Comme on pouvait s’y attendre, plus les participants ont obtenu des notes élevées, moins ils ont consacré de temps à la tâche et moins la qualité de leurs idées était bonne. En effet, chaque point supplémentaire sur l’échelle correspondait à 18 % de solutions en moins jugées “hautement créatives” par les juges indépendants.

“Vos meilleures idées nécessiteront généralement plus d’itérations et plus de ressources que vous ne le pensez au départ”, conclut Lucas.

La règle des 3:20

Si les tests de Lucas sur l’illusion de la falaise créative ont porté sur des sessions de brainstorming relativement courtes, il soupçonne que les effets peuvent s’accumuler dans des projets plus ambitieux.

“Les gens abordent généralement les projets à long terme en les divisant en sous-objectifs et en tâches”, explique-t-il.
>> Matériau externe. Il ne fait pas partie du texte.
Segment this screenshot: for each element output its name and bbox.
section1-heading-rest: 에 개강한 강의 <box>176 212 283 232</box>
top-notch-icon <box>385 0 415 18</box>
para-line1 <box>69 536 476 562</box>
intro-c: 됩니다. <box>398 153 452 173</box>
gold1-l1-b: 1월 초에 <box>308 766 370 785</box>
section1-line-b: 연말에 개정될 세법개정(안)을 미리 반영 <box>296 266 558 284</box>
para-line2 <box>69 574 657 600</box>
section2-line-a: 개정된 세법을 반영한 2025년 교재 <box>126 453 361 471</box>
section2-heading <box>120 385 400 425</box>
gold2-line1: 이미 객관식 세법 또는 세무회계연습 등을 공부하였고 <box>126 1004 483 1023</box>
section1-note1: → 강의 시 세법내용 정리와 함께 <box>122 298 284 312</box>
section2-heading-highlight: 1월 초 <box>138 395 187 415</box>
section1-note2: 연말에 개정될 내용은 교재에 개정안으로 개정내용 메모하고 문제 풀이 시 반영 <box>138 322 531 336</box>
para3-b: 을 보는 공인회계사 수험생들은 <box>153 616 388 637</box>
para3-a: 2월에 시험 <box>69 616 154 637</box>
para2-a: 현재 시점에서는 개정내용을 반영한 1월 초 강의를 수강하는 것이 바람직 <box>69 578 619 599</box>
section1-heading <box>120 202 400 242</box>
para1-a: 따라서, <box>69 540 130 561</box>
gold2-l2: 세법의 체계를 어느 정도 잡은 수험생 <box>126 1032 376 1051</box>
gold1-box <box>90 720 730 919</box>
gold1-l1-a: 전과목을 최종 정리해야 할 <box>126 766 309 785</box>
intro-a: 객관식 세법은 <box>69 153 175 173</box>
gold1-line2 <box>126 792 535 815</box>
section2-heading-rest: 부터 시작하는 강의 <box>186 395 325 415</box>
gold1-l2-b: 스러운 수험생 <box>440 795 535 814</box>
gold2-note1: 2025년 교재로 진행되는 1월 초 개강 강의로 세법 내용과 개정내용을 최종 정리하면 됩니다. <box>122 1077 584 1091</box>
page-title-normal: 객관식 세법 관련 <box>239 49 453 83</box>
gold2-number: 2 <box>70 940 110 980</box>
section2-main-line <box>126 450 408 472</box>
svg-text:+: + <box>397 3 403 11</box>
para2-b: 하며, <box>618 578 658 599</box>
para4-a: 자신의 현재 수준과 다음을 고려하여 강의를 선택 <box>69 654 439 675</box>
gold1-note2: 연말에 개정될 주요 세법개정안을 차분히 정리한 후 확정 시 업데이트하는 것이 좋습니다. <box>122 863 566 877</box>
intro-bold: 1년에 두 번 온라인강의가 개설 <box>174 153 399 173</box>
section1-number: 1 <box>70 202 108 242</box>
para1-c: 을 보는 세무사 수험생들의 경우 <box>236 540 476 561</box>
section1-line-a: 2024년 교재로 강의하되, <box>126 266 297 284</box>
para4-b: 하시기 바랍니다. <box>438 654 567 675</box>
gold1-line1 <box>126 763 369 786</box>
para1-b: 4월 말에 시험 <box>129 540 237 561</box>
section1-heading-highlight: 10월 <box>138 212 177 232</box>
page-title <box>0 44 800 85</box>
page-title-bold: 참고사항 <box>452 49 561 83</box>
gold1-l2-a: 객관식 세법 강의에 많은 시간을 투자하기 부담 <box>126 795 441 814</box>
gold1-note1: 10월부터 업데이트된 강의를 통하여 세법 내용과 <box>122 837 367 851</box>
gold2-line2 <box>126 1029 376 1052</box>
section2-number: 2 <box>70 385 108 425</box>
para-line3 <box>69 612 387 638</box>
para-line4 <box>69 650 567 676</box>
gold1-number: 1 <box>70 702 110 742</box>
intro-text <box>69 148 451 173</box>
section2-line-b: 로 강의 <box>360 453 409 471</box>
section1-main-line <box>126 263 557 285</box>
“Une équipe chargée du lancement d’un produit peut passer l’après-midi à réfléchir à des idées sur les fournisseurs, ou un écrivain peut passer le week-end à développer l’histoire d’un personnage. Nos données suggèrent qu’au sein de chacune de ces tâches, les gens pourraient être la proie de l’illusion de la falaise créative.”

Ses recherches ont des implications immédiates pour les managers et les dirigeants. Ils pourraient au moins essayer d’évaluer les croyances générales de leur équipe en matière de brainstorming et corriger l’idée fausse selon laquelle la créativité diminue après un certain temps, afin que les membres de l’équipe sachent qu’ils doivent persévérer au-delà de la “falaise”.

Nous devrions également essayer d’intégrer les résultats dans les structures de nos pratiques de travail, par exemple en consacrant beaucoup plus de temps et de ressources au processus de génération et de développement d’idées. En général, Lucas suggère une règle simple : “Si vous essayez de mettre trois bonnes idées sur la table, vous devriez probablement demander à votre équipe d’en générer 20.”

Wilma Koutstaal, professeur de psychologie à l’université du Minnesota, à Minneapolis, convient que la reconnaissance de l’illusion de la falaise créative pourrait être utile à quiconque tente d’innover. “L’une des choses que j’essaie d’enseigner à mes étudiants est que nous devons être patients avec nos propres processus de pensée et nous donner le temps de faire émerger des idées”, dit-elle.

Les résultats de Lucas concordent également avec certaines observations récentes de Zorana Ivcevic Pringle, directrice du laboratoire Creativity and Emotions au Yale Center for Emotional Intelligence. Elle a récemment interrogé plusieurs “créatifs” – artistes, designers et écrivains – et leur a demandé de décrire les émotions qu’ils ressentent pendant leur travail.

Comme le montrent les travaux de Mme Lucas, de nombreux profanes supposent que l’innovation vient facilement et qu’elle est “amusante”, dit-elle. “Mais la première chose que ces créatifs ont mentionnée était la frustration”, dit-elle, alors qu’ils travaillaient sur leurs problèmes.

Ce n’est qu’en apprenant à vivre avec ces sentiments inconfortables, alors que nous traversons la falaise de la créativité, que nous pouvons produire un travail véritablement novateur.